= Baku Communiqué =

The Baku Communiqué, signed on 15 May 2024, is an international agreement addressing the climate change challenges faced by Small Island Developing States (SIDS).
==Conception==
This agreement was conceived and championed by Ali Serim, Special Envoy to COP29 for Vanuatu and Special Representative of The Commonwealth Secretary-General, and Shivshankar Nair GCEG, OV, Ambassador for Climate Change, Oceans, and Special Envoy to The Commonwealth and UNESCO for Tuvalu. The original idea behind the communiqué came from Serim and Nair.
==Meeting==
Their efforts culminated in a meeting in Baku, Azerbaijan, where key stakeholders from Azerbaijan, Tuvalu, Tonga, and The Bahamas endorsed the communiqué.

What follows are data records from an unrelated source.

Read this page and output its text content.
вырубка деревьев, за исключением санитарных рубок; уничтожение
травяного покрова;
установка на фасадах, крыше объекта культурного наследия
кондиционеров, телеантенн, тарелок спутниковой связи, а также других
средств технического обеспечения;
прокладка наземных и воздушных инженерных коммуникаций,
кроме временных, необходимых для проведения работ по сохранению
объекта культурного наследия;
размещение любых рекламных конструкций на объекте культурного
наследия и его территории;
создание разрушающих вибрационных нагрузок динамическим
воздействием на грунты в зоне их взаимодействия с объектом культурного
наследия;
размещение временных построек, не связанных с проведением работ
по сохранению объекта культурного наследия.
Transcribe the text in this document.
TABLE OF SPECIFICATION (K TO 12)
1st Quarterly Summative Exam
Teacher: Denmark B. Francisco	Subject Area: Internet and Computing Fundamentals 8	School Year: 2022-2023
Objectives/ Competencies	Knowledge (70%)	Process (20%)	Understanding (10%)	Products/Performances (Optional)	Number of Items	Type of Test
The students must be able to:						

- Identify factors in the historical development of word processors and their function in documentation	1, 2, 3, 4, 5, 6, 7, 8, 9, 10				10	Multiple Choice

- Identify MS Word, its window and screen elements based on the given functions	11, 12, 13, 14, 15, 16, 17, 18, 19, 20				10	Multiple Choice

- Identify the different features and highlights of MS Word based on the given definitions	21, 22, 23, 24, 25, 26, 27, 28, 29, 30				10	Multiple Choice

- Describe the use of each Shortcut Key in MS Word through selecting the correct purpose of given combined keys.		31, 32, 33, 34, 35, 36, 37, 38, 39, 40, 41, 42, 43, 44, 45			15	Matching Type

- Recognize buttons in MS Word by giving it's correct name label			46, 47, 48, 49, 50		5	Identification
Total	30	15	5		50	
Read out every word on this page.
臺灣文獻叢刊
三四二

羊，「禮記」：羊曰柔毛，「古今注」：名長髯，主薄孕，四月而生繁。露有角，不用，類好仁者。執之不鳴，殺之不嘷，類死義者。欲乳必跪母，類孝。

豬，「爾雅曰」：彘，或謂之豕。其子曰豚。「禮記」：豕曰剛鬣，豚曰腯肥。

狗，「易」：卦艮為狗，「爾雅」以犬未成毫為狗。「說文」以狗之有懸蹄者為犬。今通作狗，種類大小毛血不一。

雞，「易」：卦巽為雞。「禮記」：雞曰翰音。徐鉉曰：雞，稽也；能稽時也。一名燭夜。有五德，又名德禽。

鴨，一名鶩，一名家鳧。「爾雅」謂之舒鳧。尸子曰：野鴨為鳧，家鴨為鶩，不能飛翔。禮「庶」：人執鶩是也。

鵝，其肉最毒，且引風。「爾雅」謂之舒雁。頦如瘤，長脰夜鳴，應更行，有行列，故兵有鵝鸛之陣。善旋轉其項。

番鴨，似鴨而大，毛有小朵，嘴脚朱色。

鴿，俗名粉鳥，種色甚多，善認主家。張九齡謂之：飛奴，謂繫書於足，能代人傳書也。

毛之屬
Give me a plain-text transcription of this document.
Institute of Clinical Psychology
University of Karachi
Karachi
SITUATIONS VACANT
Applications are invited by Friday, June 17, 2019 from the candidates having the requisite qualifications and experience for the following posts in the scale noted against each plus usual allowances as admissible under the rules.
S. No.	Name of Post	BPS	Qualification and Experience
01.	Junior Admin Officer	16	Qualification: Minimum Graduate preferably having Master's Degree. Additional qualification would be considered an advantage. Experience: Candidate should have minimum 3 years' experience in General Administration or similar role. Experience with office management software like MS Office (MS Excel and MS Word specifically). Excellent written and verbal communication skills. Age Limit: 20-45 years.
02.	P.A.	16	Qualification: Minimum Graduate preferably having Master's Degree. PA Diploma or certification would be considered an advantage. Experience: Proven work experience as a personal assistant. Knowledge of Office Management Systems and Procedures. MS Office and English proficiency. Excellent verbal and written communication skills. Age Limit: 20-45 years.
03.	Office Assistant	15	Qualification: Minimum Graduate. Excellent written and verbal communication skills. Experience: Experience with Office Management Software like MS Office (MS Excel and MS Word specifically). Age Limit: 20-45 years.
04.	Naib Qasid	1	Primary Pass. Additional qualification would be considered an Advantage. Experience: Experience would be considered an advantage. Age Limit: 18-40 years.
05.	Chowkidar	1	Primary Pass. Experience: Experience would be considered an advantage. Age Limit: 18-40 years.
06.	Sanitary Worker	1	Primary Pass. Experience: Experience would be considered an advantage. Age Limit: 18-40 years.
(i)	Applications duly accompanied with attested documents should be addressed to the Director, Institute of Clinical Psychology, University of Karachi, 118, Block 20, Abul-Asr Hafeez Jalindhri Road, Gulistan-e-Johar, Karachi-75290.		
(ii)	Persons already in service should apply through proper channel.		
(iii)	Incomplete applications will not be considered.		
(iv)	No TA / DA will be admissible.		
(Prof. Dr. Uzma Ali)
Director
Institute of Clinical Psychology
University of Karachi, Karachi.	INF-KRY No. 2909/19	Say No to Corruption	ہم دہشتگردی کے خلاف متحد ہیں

Foreign Minister Frederick A. Mitchell of The Commonwealth of The Bahamas officially thanked Ali Serim and Shivshankar Nair on behalf of the Government and People of The Bahamas for their work in facilitating this meeting.
==Communiqué==
Upon the invitation of Ilham Aliyev, President of the Republic of Azerbaijan, Tuvalu, represented by the governor general, Rev Sir Tofinga Vaevalu Falani, GCMG, MBE, the Kingdom of Tonga represented by the prime minister, Siaosi Ofa Ki Vahafolau Sovaleni, and the Commonwealth of The Bahamas represented by the minister of foreign affairs, the Hon. Frederick A. Mitchell, convened in Baku, Azerbaijan, to deliberate and agree on key priorities for COP29.